Clay Paky Alpha 800 Profile - 60 were used for The Wiz Live! Branton, Lawson and Peralta worked with lighting programmers Kirk Miller and Eric Marchwinski to program the show on two grandMA2 light consoles running v. 3.1.2.5 software; an extra desk was on hand as back up.

“We prefer to use the grandMA2 light for TV because we use it with fader wing, and it adapts easily to our configuration of TV monitors. Our workflow is designed around it,” said Peralta.

“We had the luxury of a lot of time for this production, so come show day we were ready to run the whole show in one cue stack,” he notes. “We integrated a lot of show control through grandMA2, too. The console triggered a lot of events on the video side via MIDI show control, and it worked very well.”

Peralta and Marchwinski spent a week in New York City doing pre-viz with MA 3D before moving on site at Grumman Studios.

“Earlybird Visual built our 3D models, which allowed us to envision all the scenes we’d see during rehearsals on the single stage with the LED wall and set pieces tracking in and out. That helped us to spot any potential pitfalls and get a good grasp of the lighting before the load in at Grumman. We got a head start and were in good shape when we arrived at the studio.”
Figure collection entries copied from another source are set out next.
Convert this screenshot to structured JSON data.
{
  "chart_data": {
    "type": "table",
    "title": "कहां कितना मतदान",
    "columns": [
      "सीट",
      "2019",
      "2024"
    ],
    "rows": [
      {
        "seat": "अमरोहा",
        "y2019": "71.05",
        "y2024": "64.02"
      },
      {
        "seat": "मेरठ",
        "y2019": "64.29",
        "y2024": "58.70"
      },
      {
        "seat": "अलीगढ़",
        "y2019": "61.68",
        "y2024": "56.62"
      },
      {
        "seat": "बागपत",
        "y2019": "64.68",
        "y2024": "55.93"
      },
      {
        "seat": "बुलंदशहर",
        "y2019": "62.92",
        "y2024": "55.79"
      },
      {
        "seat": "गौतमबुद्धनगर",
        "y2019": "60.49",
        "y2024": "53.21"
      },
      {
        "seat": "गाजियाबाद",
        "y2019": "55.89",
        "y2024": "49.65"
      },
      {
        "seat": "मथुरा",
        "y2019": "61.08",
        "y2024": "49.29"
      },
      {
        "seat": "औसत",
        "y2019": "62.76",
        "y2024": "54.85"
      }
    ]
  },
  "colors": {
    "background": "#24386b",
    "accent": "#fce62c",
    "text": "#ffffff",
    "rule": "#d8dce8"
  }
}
"One of the best things about the MA2 platform is its ability to get to the end result so quickly," Peralta said. "It can easily adapt to everyone’s workflow. So much that once rehearsals were winding down and we were at the point where Kirk or Eric were basically playing back the show, I was able to focus on making adjustments while looking at the TV monitors without having the production wait for us. The platform, the system and the software are just that solid.”